|
CONTEMPORARY MUSIC REVIEW Lively New Music October 1, 2002
|
By Jules Langert
The San Francisco Contemporary Music Players' first concert of the season opened on Monday evening with music by a skilful and ingenious young composer, twenty-nine-year-old Christopher Burns. Scored for flute, clarinet, violin, cello, piano, and percussion, The Location of Six Geometric Figures (2001) began with everybody playing at once in a dense, lively cacophony of independent activity. Gradually, the texture thinned out, leading to a series of quieter episodes, the opening fragments connecting and evolving in a profusion of ways, with occasional accents and flurries of notes sustaining the momentum. This was an interesting, even fascinating composition, though stretching on for too long, given the nature of its material. A fresh impetus from new rhythms and textures would have been welcome at some point along the way.
Two of the four pieces on the program were by Henryk Gorecki, the former Polish avant-gardist of the 1960s who gradually changed his style in the next decade and began composing in a more accessible postmodern idiom. His Genesis I: Elementi (1962) for string trio is a good example of his earlier style. Using indeterminacy of pitch and rhythm combined with unusual string effects, it produced a harsh, eerie, impersonal kind of beauty, partly inspired by electronic sounds of the period. The thick, heavily accented chords;the long, microtonal sliding passages which meander up or down, sounding like jet engines; the rasping and creaking of strings as the bow is dragged slowly across them, are stylistic hallmarks lavishly present in Elementi. On hearing this forty-year-old composition now, however, I thought that its once experimental novelties seemed more like gimmickry and tricks, its expressiveness dated and ineffectual. Perhaps sensing this is what impelled Gorecki to change his compositional style.

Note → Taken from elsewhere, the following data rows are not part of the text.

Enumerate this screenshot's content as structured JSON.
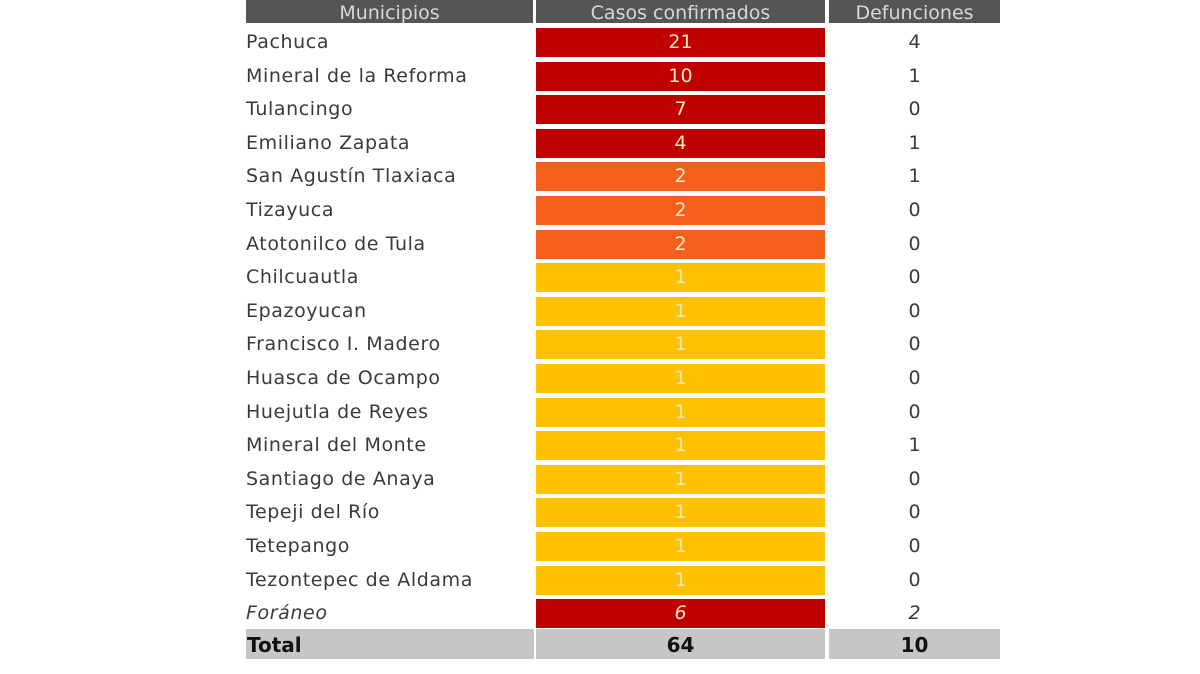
{
  "headers": {
    "municipio": "Municipios",
    "casos": "Casos confirmados",
    "defunciones": "Defunciones"
  },
  "colors": {
    "red": "#c00000",
    "orange": "#f4601c",
    "yellow": "#ffc000"
  },
  "rows": [
    {
      "name": "Pachuca",
      "cases": "21",
      "deaths": "4",
      "level": "red"
    },
    {
      "name": "Mineral de la Reforma",
      "cases": "10",
      "deaths": "1",
      "level": "red"
    },
    {
      "name": "Tulancingo",
      "cases": "7",
      "deaths": "0",
      "level": "red"
    },
    {
      "name": "Emiliano Zapata",
      "cases": "4",
      "deaths": "1",
      "level": "red"
    },
    {
      "name": "San Agustín Tlaxiaca",
      "cases": "2",
      "deaths": "1",
      "level": "orange"
    },
    {
      "name": "Tizayuca",
      "cases": "2",
      "deaths": "0",
      "level": "orange"
    },
    {
      "name": "Atotonilco de Tula",
      "cases": "2",
      "deaths": "0",
      "level": "orange"
    },
    {
      "name": "Chilcuautla",
      "cases": "1",
      "deaths": "0",
      "level": "yellow"
    },
    {
      "name": "Epazoyucan",
      "cases": "1",
      "deaths": "0",
      "level": "yellow"
    },
    {
      "name": "Francisco I. Madero",
      "cases": "1",
      "deaths": "0",
      "level": "yellow"
    },
    {
      "name": "Huasca de Ocampo",
      "cases": "1",
      "deaths": "0",
      "level": "yellow"
    },
    {
      "name": "Huejutla de Reyes",
      "cases": "1",
      "deaths": "0",
      "level": "yellow"
    },
    {
      "name": "Mineral del Monte",
      "cases": "1",
      "deaths": "1",
      "level": "yellow"
    },
    {
      "name": "Santiago de Anaya",
      "cases": "1",
      "deaths": "0",
      "level": "yellow"
    },
    {
      "name": "Tepeji del Río",
      "cases": "1",
      "deaths": "0",
      "level": "yellow"
    },
    {
      "name": "Tetepango",
      "cases": "1",
      "deaths": "0",
      "level": "yellow"
    },
    {
      "name": "Tezontepec de Aldama",
      "cases": "1",
      "deaths": "0",
      "level": "yellow"
    },
    {
      "name": "Foráneo",
      "cases": "6",
      "deaths": "2",
      "level": "red",
      "italic": true
    }
  ],
  "total": {
    "label": "Total",
    "cases": "64",
    "deaths": "10"
  }
}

The program's final work, Gorecki's Kleine Requiem für eine Polka (1993) for chamber orchestra, was an example of his postmodernism, of which the best known work is his frequently played Third Symphony of 1976, performed by the San Francisco Symphony several years ago. The Kleine Requiem was in a starkly simple, often modal style, the outer movements slow and meditative, like a Requiem, with a few notes endlessly repeated and reconfigured. The two inner movements were faster, with accented, choppy rhythms derived from the “Polka” and treated in a brusquely motoric manner. Perhaps this style too is ready for some serious reevaluation. After the intermission , pianist Thomas Schultz performed Touch (2002) by Christian Wolff, a noted member of John Cage's circle of musicians and composers in the fifties and sixties. Though Wolff's program notes describe the piece as improvisatory and full of flexibility for the performer, what came across was an arbitrary, dry, somewhat lackadaisical work, limited in its technical means and restricted in its imaginative scope. This perception may have resulted partly from Schultz's approach to the score, but I suspect it also reflects Wolff's ideas about the piece, which he associates with the music of Frescobaldi and other seventeenth-century composers of toccatas. Or, as with Gorecki's compositions, this may be another example of a musical style which no longer conveys the message that it was once thought to possess.
(Jules Langert is a composer and teacher who resides in the East Bay.)